The degree to which your interest is aroused by daily occurrences depends on a number of factors. You consider yourself a curious person, and you like to remain abreast of world events. Rare is the morning that doesn't find you online, directing your browser to a report on this or a university study on that. Truly, you remain on top of things - which is no mean feat in an age of instant communication and the 24-hour news cycle. Distance has been obliterated, and with it time to a certain degree. You, along with everyone else inhabiting the 21st century, are still learning how to deal with this development.
Learning how to deal with the contraction of time and distance need not be a jarring or depressing experience. You often forget what a marvel is the technology that brings on command news reports and university studies to your eyeballs. You live in an unprecedented age; the degree to which you can inform yourself and to act for yourself has, historically speaking, never been greater. If, as the poet Wallace Stevens once wrote, there are thirteen ways of looking at a blackbird, then there are at least two ways of looking at life online: as either a terrific boon or a terrible curse.
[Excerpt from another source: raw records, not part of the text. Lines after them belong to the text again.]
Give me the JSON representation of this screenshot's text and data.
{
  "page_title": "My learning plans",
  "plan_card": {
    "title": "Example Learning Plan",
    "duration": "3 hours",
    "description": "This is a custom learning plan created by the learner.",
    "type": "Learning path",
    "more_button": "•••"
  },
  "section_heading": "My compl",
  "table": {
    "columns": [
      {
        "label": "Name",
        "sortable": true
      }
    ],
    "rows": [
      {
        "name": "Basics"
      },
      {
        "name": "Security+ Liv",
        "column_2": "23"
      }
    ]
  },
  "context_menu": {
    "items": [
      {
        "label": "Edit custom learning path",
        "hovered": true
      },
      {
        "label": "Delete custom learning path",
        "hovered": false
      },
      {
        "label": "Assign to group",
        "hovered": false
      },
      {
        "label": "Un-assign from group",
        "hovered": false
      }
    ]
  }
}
Being able to tell whether life online is indeed a boon or a curse comes only with learning - learning not merely of the sort you acquire at university, but also the sort that comes with living and experience. This second kind of learning you typically hear referred to as "wisdom." A cursory search online quickly discovers this word's definition, which is two-fold. That is, "wisdom" is defined as:
1. "The quality of having experience, knowledge, and good judgment; the quality of being wise."
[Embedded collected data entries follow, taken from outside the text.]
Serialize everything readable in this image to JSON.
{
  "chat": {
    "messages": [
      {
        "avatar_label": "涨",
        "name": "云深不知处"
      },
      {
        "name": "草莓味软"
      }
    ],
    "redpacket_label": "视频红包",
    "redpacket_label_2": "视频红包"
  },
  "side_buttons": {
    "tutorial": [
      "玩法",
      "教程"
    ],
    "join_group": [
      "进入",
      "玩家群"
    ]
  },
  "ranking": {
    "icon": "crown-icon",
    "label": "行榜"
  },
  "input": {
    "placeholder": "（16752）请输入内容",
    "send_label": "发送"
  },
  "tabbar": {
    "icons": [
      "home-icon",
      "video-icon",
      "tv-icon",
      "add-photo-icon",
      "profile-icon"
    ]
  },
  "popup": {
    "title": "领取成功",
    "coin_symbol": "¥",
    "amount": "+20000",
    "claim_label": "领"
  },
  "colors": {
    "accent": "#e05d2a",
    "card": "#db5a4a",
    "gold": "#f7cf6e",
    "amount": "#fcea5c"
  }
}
2. "The soundness of an action or decision with regard to the application of such experience, knowledge, and good judgment."
You notice that wisdom is a matter of both quality and degree of action; it both determines and shapes action in a manner best fitting the circumstances.
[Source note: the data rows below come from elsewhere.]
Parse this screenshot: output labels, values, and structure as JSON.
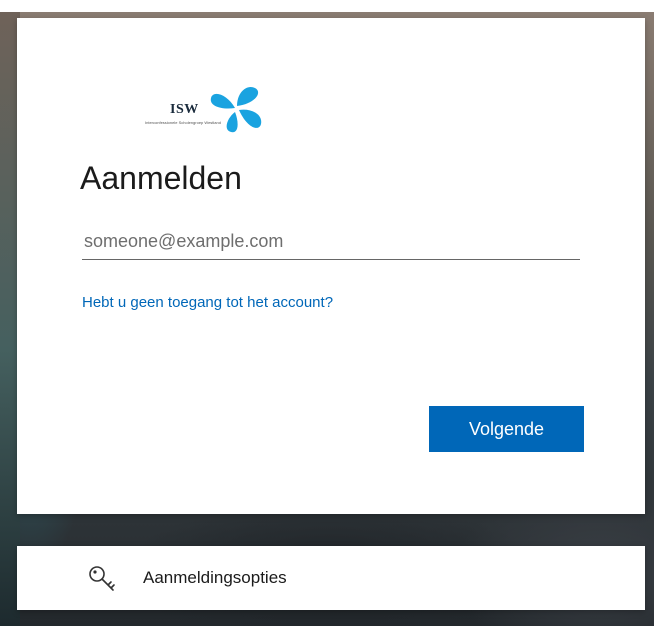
{
  "logo": {
    "name": "ISW",
    "tagline": "Interconfessionele Scholengroep Westland"
  },
  "signin": {
    "title": "Aanmelden",
    "email_placeholder": "someone@example.com",
    "email_value": "",
    "help_link": "Hebt u geen toegang tot het account?",
    "next_label": "Volgende"
  },
  "options": {
    "label": "Aanmeldingsopties",
    "icon": "key-icon"
  },
  "colors": {
    "accent": "#0067b8",
    "logo_blue": "#1aa3e0",
    "text": "#1b1b1b"
  }
}
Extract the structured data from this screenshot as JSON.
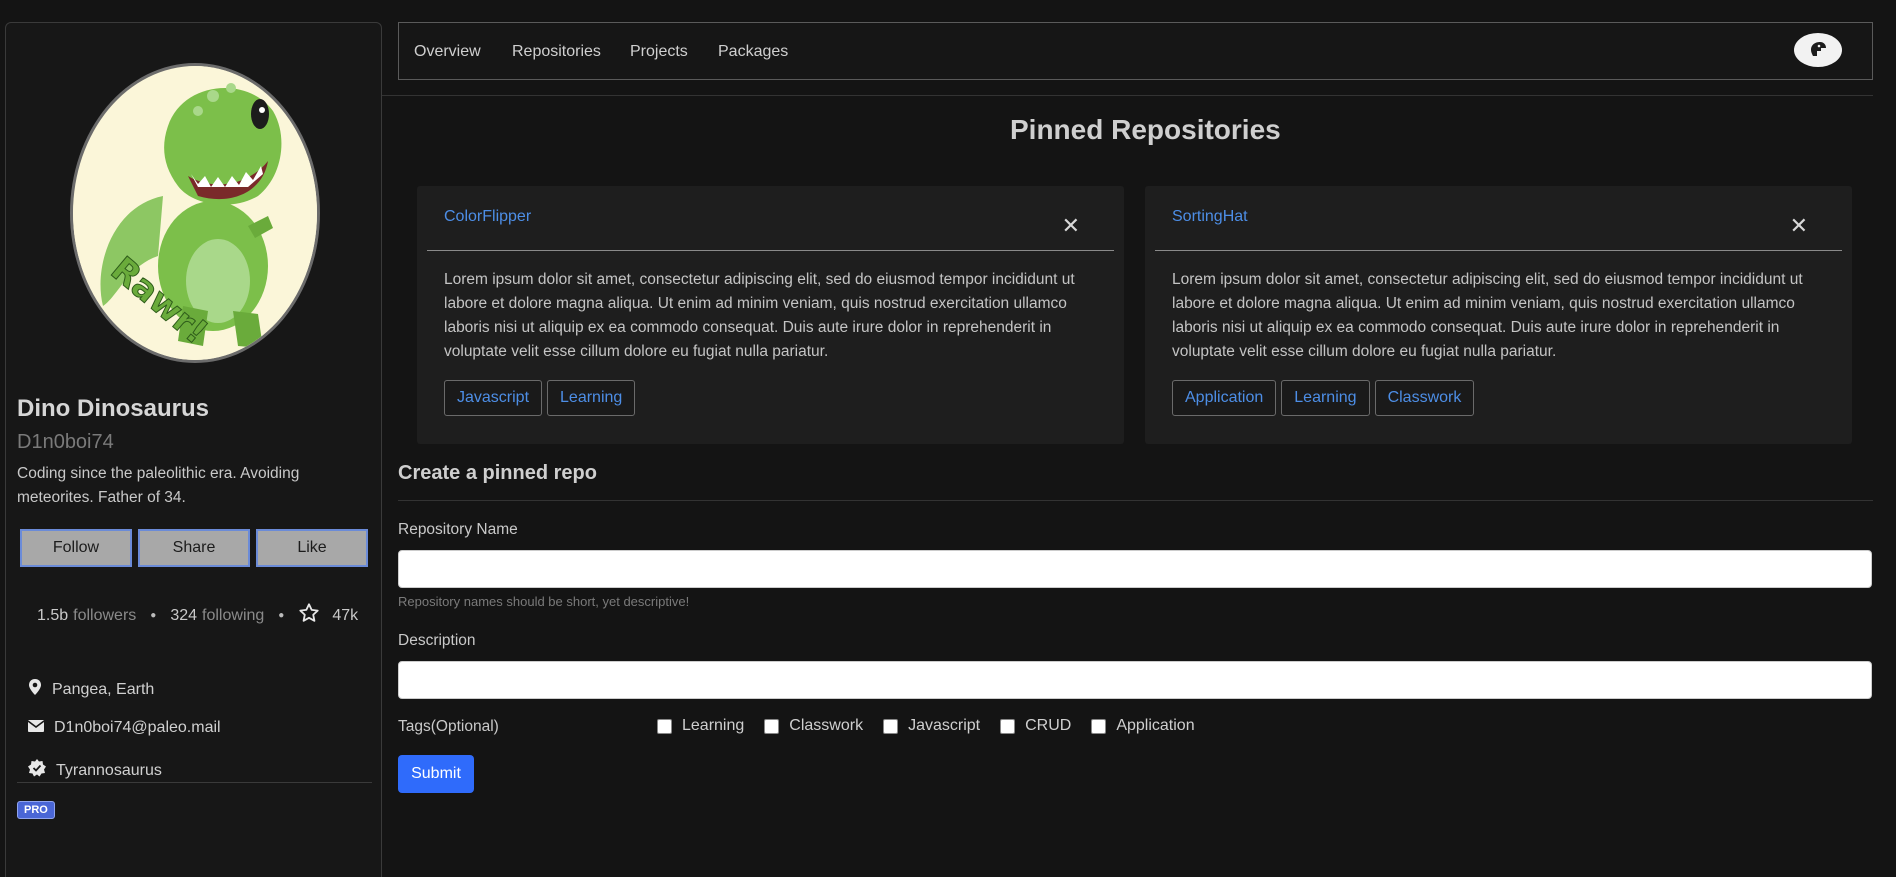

Because wisdom both guides and determines action in a manner best fitting the circumstances, the degree to which the resulting action is effective is usually quite high. There are, unfortunately, few university studies dedicated to assessing wisdom-in-action's effectiveness, no doubt as a consequence of the fact that this phenomenon lends itself but poorly to empirical observation. To gain a sense of this, you must rely on testimony and anecdote gleaned either in person or online. Whichever way you set about learning of wisdom's effectiveness, you surely come to realize that very little distance, in terms of quality, separates your experience from others'.
Learning that virtually no distance obtains between your life experiences and others' can certainly bring you a degree of comfort in a generally uncomfortable world. Whether you move about in "meatspace," or conduct your business online, difficulties will at some point find you. Indeed, the "university of life" is a school of hard knocks, so whether you're able to roll with the punches will determine the degree to which you can claim to enjoy wisdom. Wihout wisdom, you may find yourself engineering outcomes that result from nursing grudges over a long period. Yet animosities only serve to breed future strife, and wisdom tells you that its prudent that amity, not enmity, prevail.
As way of further increasing your wisdom, you'll want to consider entering any one of a number of online degree progams at one of the many online universities peddling its services. These schools put the powers of distance learning at your disposal, which will allow you to improve your career outlook and life prospects in quite a short time.